Джастин приоткрыл глаза — достаточно широко, чтобы Доринда увидела в них улыбку.
— Собраться еще успеешь. Давай лучше поговорим.
— Не думаю, что мне этого хочется.
— А ты подумай еще раз. Подумай обо всем, о чем скорее всего будешь думать впоследствии и страшно жалеть, что не поделилась этим со мной. Если не можешь думать сама, я с удовольствием помогу. — Теперь улыбались и его губы. — Сядь и расслабься, дорогая. — Он придвинул к своему креслу другое. — Покойный Грегори знал, как обставить дом. А мы все это время сидели, напрягшись, как струны, пока разговаривали с полисменами! Такие прекрасные кресла не заслуживают подобного отношения. Сядь и расскажи мне о своих планах.
— Доринда подчинилась, с ужасом чувствуя, что никогда не сможет проявить неповиновение и твердость, если Джастин будет на нее так смотреть. Но ничего, не так уж часто ему придется ею командовать — оба будут работать и смогут видеться лишь изредка.

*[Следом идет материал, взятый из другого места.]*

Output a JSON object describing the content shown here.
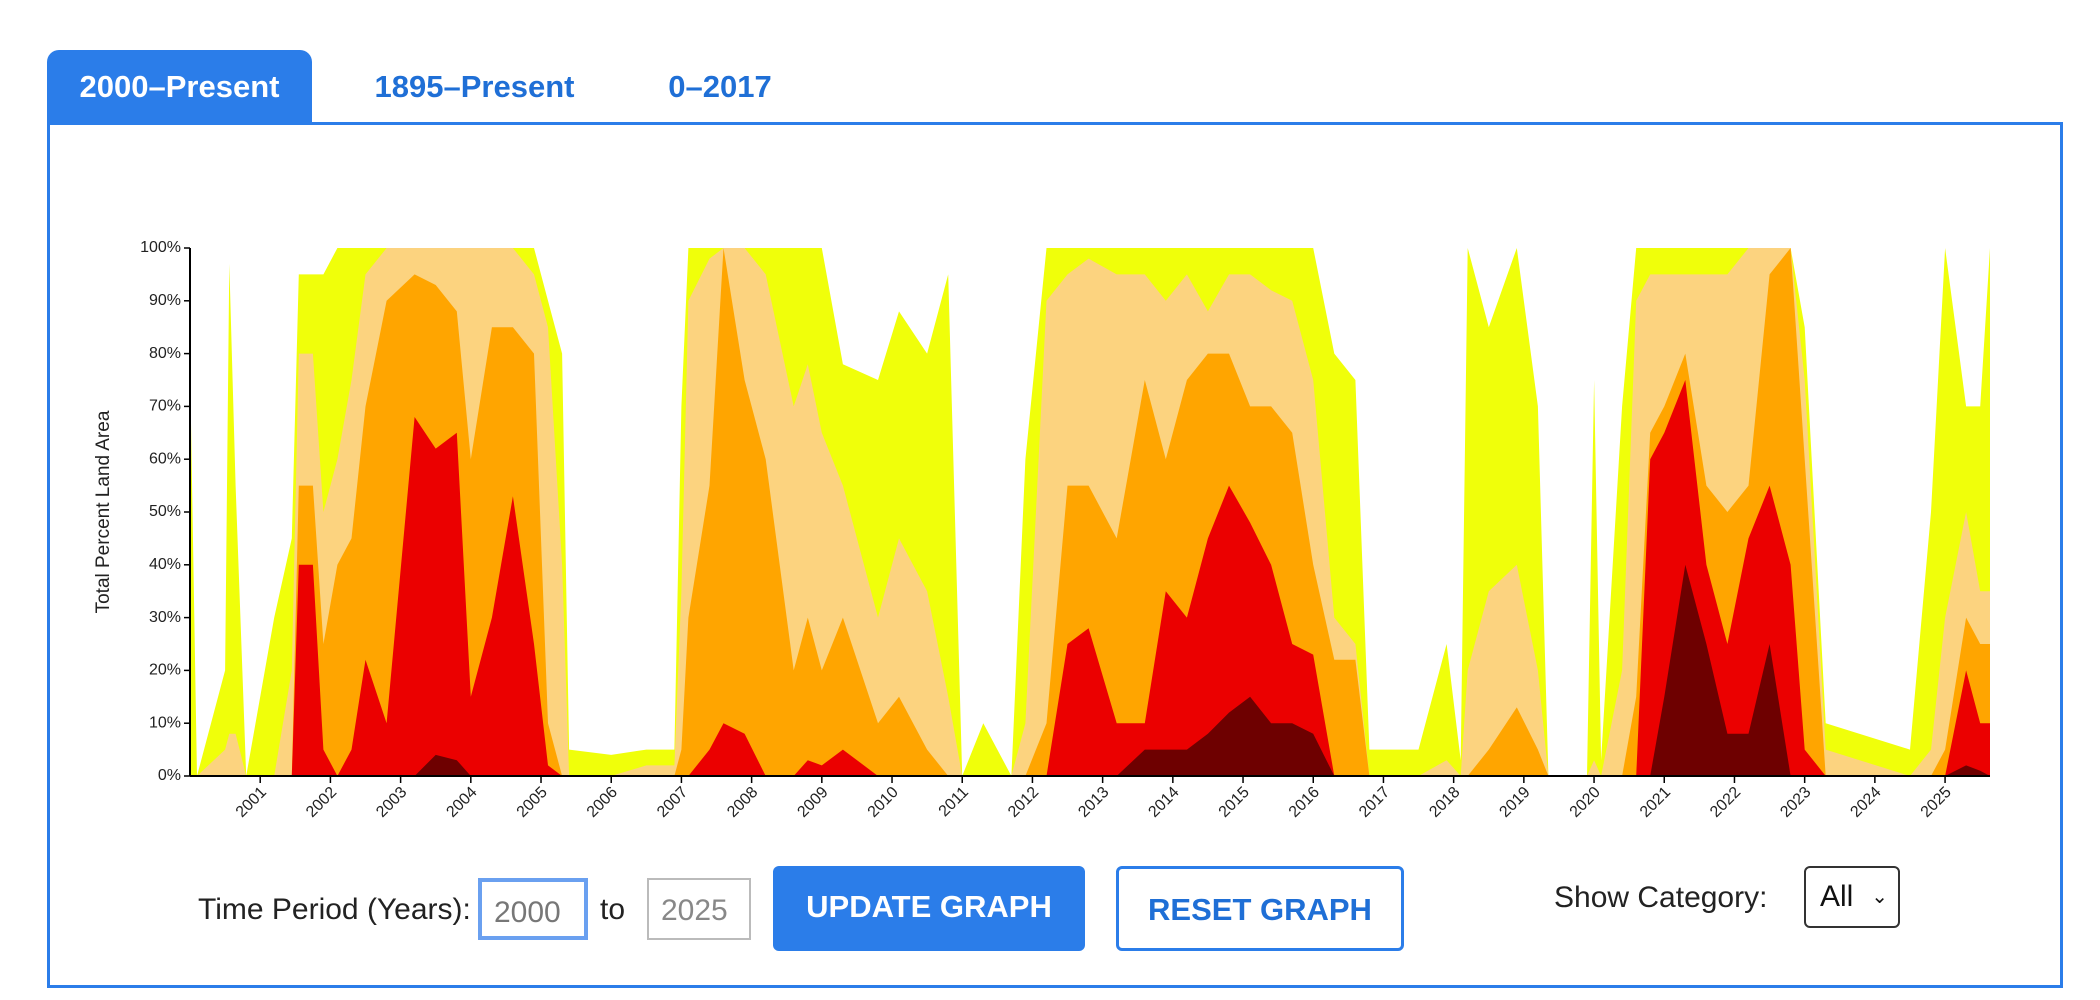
{
  "tabs": [
    "2000–Present",
    "1895–Present",
    "0–2017"
  ],
  "controls": {
    "period_label": "Time Period (Years):",
    "start": "2000",
    "to": "to",
    "end": "2025",
    "update": "UPDATE GRAPH",
    "reset": "RESET GRAPH",
    "category_label": "Show Category:",
    "category": "All"
  },
  "chart_data": {
    "type": "area",
    "ylabel": "Total Percent Land Area",
    "x": [
      2000.0,
      2000.1,
      2000.5,
      2000.56,
      2000.65,
      2000.8,
      2001.2,
      2001.45,
      2001.55,
      2001.75,
      2001.9,
      2002.1,
      2002.3,
      2002.5,
      2002.8,
      2003.2,
      2003.5,
      2003.8,
      2004.0,
      2004.3,
      2004.6,
      2004.9,
      2005.1,
      2005.3,
      2005.4,
      2006.0,
      2006.5,
      2006.9,
      2007.0,
      2007.1,
      2007.4,
      2007.6,
      2007.9,
      2008.2,
      2008.6,
      2008.8,
      2009.0,
      2009.3,
      2009.8,
      2010.1,
      2010.5,
      2010.8,
      2011.0,
      2011.3,
      2011.7,
      2011.9,
      2012.2,
      2012.5,
      2012.8,
      2013.2,
      2013.6,
      2013.9,
      2014.2,
      2014.5,
      2014.8,
      2015.1,
      2015.4,
      2015.7,
      2016.0,
      2016.3,
      2016.6,
      2016.8,
      2017.5,
      2017.9,
      2018.1,
      2018.2,
      2018.5,
      2018.9,
      2019.2,
      2019.35,
      2019.9,
      2020.0,
      2020.1,
      2020.4,
      2020.6,
      2020.8,
      2021.0,
      2021.3,
      2021.6,
      2021.9,
      2022.2,
      2022.5,
      2022.8,
      2023.0,
      2023.3,
      2024.5,
      2024.8,
      2025.0,
      2025.3,
      2025.5,
      2025.64
    ],
    "series": [
      {
        "color": "#f0ff0a",
        "values": [
          78,
          0,
          20,
          97,
          55,
          0,
          30,
          45,
          95,
          95,
          95,
          100,
          100,
          100,
          100,
          100,
          100,
          100,
          100,
          100,
          100,
          100,
          90,
          80,
          5,
          4,
          5,
          5,
          70,
          100,
          100,
          100,
          100,
          100,
          100,
          100,
          100,
          78,
          75,
          88,
          80,
          95,
          0,
          10,
          0,
          60,
          100,
          100,
          100,
          100,
          100,
          100,
          100,
          100,
          100,
          100,
          100,
          100,
          100,
          80,
          75,
          5,
          5,
          25,
          3,
          100,
          85,
          100,
          70,
          0,
          0,
          75,
          3,
          70,
          100,
          100,
          100,
          100,
          100,
          100,
          100,
          100,
          100,
          85,
          10,
          5,
          50,
          100,
          70,
          70,
          100
        ]
      },
      {
        "color": "#fcd37f",
        "values": [
          0,
          0,
          5,
          8,
          8,
          0,
          0,
          20,
          80,
          80,
          50,
          60,
          75,
          95,
          100,
          100,
          100,
          100,
          100,
          100,
          100,
          95,
          85,
          40,
          0,
          0,
          2,
          2,
          35,
          90,
          98,
          100,
          100,
          95,
          70,
          78,
          65,
          55,
          30,
          45,
          35,
          15,
          0,
          0,
          0,
          10,
          90,
          95,
          98,
          95,
          95,
          90,
          95,
          88,
          95,
          95,
          92,
          90,
          75,
          30,
          25,
          0,
          0,
          3,
          0,
          20,
          35,
          40,
          20,
          0,
          0,
          3,
          0,
          20,
          90,
          95,
          95,
          95,
          95,
          95,
          100,
          100,
          100,
          75,
          5,
          0,
          5,
          30,
          50,
          35,
          35
        ]
      },
      {
        "color": "#ffa500",
        "values": [
          0,
          0,
          0,
          0,
          0,
          0,
          0,
          0,
          55,
          55,
          25,
          40,
          45,
          70,
          90,
          95,
          93,
          88,
          60,
          85,
          85,
          80,
          10,
          0,
          0,
          0,
          0,
          0,
          5,
          30,
          55,
          100,
          75,
          60,
          20,
          30,
          20,
          30,
          10,
          15,
          5,
          0,
          0,
          0,
          0,
          0,
          10,
          55,
          55,
          45,
          75,
          60,
          75,
          80,
          80,
          70,
          70,
          65,
          40,
          22,
          22,
          0,
          0,
          0,
          0,
          0,
          5,
          13,
          5,
          0,
          0,
          0,
          0,
          0,
          15,
          65,
          70,
          80,
          55,
          50,
          55,
          95,
          100,
          60,
          0,
          0,
          0,
          5,
          30,
          25,
          25
        ]
      },
      {
        "color": "#eb0000",
        "values": [
          0,
          0,
          0,
          0,
          0,
          0,
          0,
          0,
          40,
          40,
          5,
          0,
          5,
          22,
          10,
          68,
          62,
          65,
          15,
          30,
          53,
          25,
          2,
          0,
          0,
          0,
          0,
          0,
          0,
          0,
          5,
          10,
          8,
          0,
          0,
          3,
          2,
          5,
          0,
          0,
          0,
          0,
          0,
          0,
          0,
          0,
          0,
          25,
          28,
          10,
          10,
          35,
          30,
          45,
          55,
          48,
          40,
          25,
          23,
          0,
          0,
          0,
          0,
          0,
          0,
          0,
          0,
          0,
          0,
          0,
          0,
          0,
          0,
          0,
          0,
          60,
          65,
          75,
          40,
          25,
          45,
          55,
          40,
          5,
          0,
          0,
          0,
          0,
          20,
          10,
          10
        ]
      },
      {
        "color": "#6e0000",
        "values": [
          0,
          0,
          0,
          0,
          0,
          0,
          0,
          0,
          0,
          0,
          0,
          0,
          0,
          0,
          0,
          0,
          4,
          3,
          0,
          0,
          0,
          0,
          0,
          0,
          0,
          0,
          0,
          0,
          0,
          0,
          0,
          0,
          0,
          0,
          0,
          0,
          0,
          0,
          0,
          0,
          0,
          0,
          0,
          0,
          0,
          0,
          0,
          0,
          0,
          0,
          5,
          5,
          5,
          8,
          12,
          15,
          10,
          10,
          8,
          0,
          0,
          0,
          0,
          0,
          0,
          0,
          0,
          0,
          0,
          0,
          0,
          0,
          0,
          0,
          0,
          0,
          15,
          40,
          25,
          8,
          8,
          25,
          0,
          0,
          0,
          0,
          0,
          0,
          2,
          1,
          0
        ]
      }
    ],
    "xlim": [
      2000,
      2025.64
    ],
    "xticks": [
      2001,
      2002,
      2003,
      2004,
      2005,
      2006,
      2007,
      2008,
      2009,
      2010,
      2011,
      2012,
      2013,
      2014,
      2015,
      2016,
      2017,
      2018,
      2019,
      2020,
      2021,
      2022,
      2023,
      2024,
      2025
    ],
    "ylim": [
      0,
      100
    ],
    "yticks": [
      {
        "value": 0,
        "label": "0%"
      },
      {
        "value": 10,
        "label": "10%"
      },
      {
        "value": 20,
        "label": "20%"
      },
      {
        "value": 30,
        "label": "30%"
      },
      {
        "value": 40,
        "label": "40%"
      },
      {
        "value": 50,
        "label": "50%"
      },
      {
        "value": 60,
        "label": "60%"
      },
      {
        "value": 70,
        "label": "70%"
      },
      {
        "value": 80,
        "label": "80%"
      },
      {
        "value": 90,
        "label": "90%"
      },
      {
        "value": 100,
        "label": "100%"
      }
    ],
    "grid": false
  }
}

Опустившись в кресло, Доринда сразу поняла, что совершила промах. Куда легче быть гордой и независимой стоя. Мягкие кресла ужасно расслабляют. Вместо того чтобы думать о том, как здорово полагаться только на себя, она почувствовала, что это будет невероятно скучно. К тому же, как назло, ей в голову лезли те эпизоды, которые она твердо решила забыть. Например, тот момент в субботу вечером в холле, когда Джастин обнял ее. Конечно, это ничего не значило, потому что они были родственниками, а в комнате только что произошло убийство. Или тот, когда она прижалась к нему всем телом, зарывшись лицом в его пиджак, — это когда полиция арестовывала Джеффри Мастермена, а он вырвался и побежал к окну. Шум борьбы, топот ног по лакированному полу, крики, звон бьющегося стекла снова и снова звучали у нее в ушах, словно рядом шел какой-то детективный фильм. Джастин тогда с трудом отодвинул ее от себя и поспешил на помощь полиции. Доринду бросало в жар при мысли, что ему пришлось силой вырываться из ее объятий.